Они отправились гулять. Было еще мокро, но так тепло и тихо, как бывает милым майским вечером. Летали жуки, слабо гудя. Кусты полны влаги, того легкого серебра, что осыпается крупными каплями на проходящего. Ольга Александровна дышала глубоко и вольно.
– Все-таки, – говорила она, – лучшее, что создал Бог, это природа. Знаете, я так делю людей: кто природы не любит, не понимает, тот для меня ничто. У него пустое сердце.
Пете казалось это верным. И тысячу раз было верно сейчас, когда за лесом зажглась звезда, тонкий месяц проступил над крышей.
– Я много раз замечала: идешь вечером в городе, например, в Москве: сутолока, шум. И вдруг подымешь голову, над Тверским бульваром увидишь звезду… как это чудно. Отчего они никогда не надоедают? И что в них есть такое таинственное, восхищающее?
Они спускались легким склоном по фруктовому саду. Потом вышли через калитку в березовую рощу, еще круче сбегавшую вниз. Сквозь белые стволы блестело озеро.
– Пройдемте так, – сказала Ольга Александровна, – тропинкой по шоссе.
Березы были тридцатилетние, ровные, свежие. Они только что распустились; воздух насыщен их запахом, обаятельным весенним туманом.
– Отец не позволяет трогать леса, это его конек. У нас пятьсот десятин, из них четыреста лесу, но не срублено ни одного дерева. У него даже теория есть на этот счет, он вам все расскажет.
Лесу, действительно, было много. Петя не бывал раньше в этой губернии – из среднерусских, но тяготеющих уже к Западу, к Днепру. Здесь было иначе, чем в родных тульско-калужских краях. Гуще суглинок, влажней, главное, больше лесу. И лес основательней; он тянется на много верст, много в нем хвои и, верно, достаточно зверья.
Когда вышли к плотине, по которой проходило шоссе, небо вызвездило; облака разошлись, сладко пахло весной; в пруду слабо гас закат, едва тлея. И на той стороне, и с боков, впереди – все лес.
Сели на кучи сложенного камня, молча.
– Вот, – сказала Ольга Александровна, – вы видите наше Миленино, где я родилась, росла, выходила замуж и скоро начну стареть. Все я тут знаю, каждый кустик. И, говоря по правде…
Она замолчала и взяла его за руку.
– Говорить, или нет?
Слабый озноб прошел по нем от прикосновения нежной руки, от слов, будто долго искавших выхода.
– Отчего же нет? – прошептал он. – Разве вы не знаете, как я к вам отношусь?
– Да, скажу. Я вот что вам скажу, Петя, – что никогда я не была счастлива, нигде.
Она замолчала, несколько времени была недвижна.
– Замужество мое было ужасом… Ах, сплошная, холодная гадость. Во многом я сама виновата, – да, ведь, я была девчонкой. Главное, – прибавила она, – я его не любила, главное. А между тем… человек ведь хочет любви. Жизнь коротка, скоро седые волосы, и никогда… Фу, я начинаю завираться. Одним словом, счастье разделенной любви все же единственное счастье женщины.

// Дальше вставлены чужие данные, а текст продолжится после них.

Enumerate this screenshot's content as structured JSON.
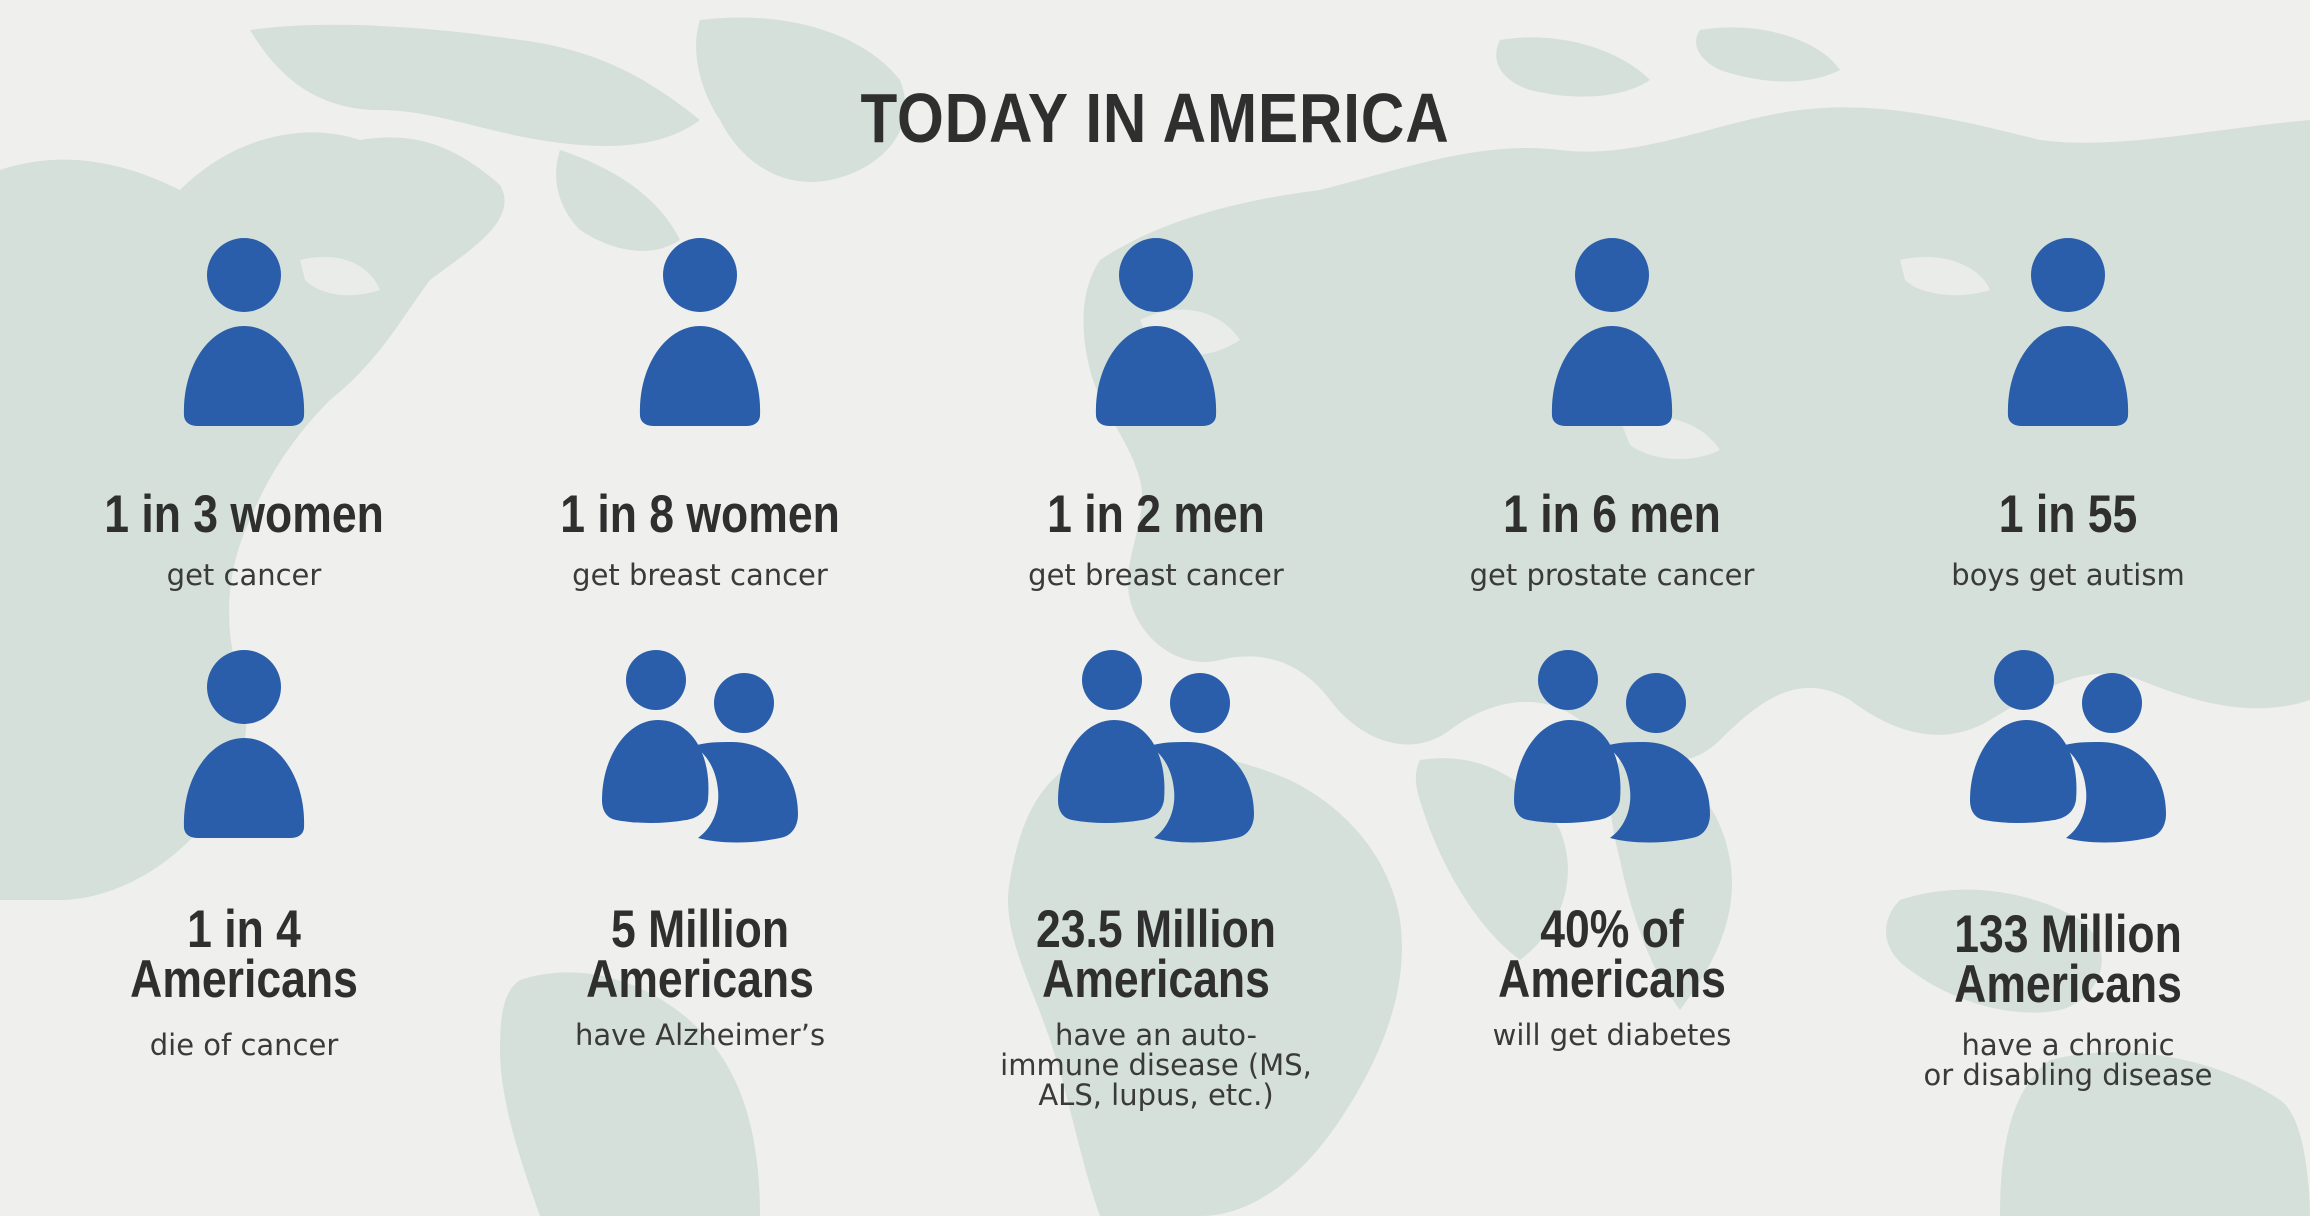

Петя смотрел на нее влажными глазами и думал, что его, незаметного студента, она не полюбит никогда. Он вздохнул, закурил папиросу. В свете огонька ее глаза показались ему темней, печальней; они были устремлены на него.
Погас свет, снова вокруг была весенняя тишина. Слабо поквакивали лягушки; гудела выпь; вода бежала в мельничном колесе. Тихо хоркая, протянул запоздалый вальдшнеп. Бекас трубил в поднебесье.
– Пора, – сказала Ольга Александровна, – пора нам домой.
Они встали. Вдали, из-за леса, послышались колокольчики.
– Верно, папа. Хотел завтра приехать, но, значит, заторопился.
Они медленно шли по шоссе в гору, к усадьбе. Сзади нагонял их экипаж. Еще не видно его было, а уж слышался скок пристяжных, голоса.
– Вот и папа… – говорила Ольга Александровна. – Что он, тоже, за человек? Всю жизнь гнул спину за своими законами, – а сам над всем этим смеется. Ну, сенатором его назначат, а он говорит, что Сенат есть глупость четвертой степени. Он, собственно, любит только сады. Да меня, кажется.
В это время тройка настигла их.
– Стоп, – закричала Ольга Александровна. – Смерть или кошелек!
Лошади остановились. Из экипажа вылезли две фигуры.
– Все шутки, – сказал Александр Касьяныч. – Шутки, смех мало пугают философа.
Ольга Александровна обняла его.
– Ну, здравствуй. Кого еще привез с собой?
– А это, чтобы не было скучно. Царя звуков.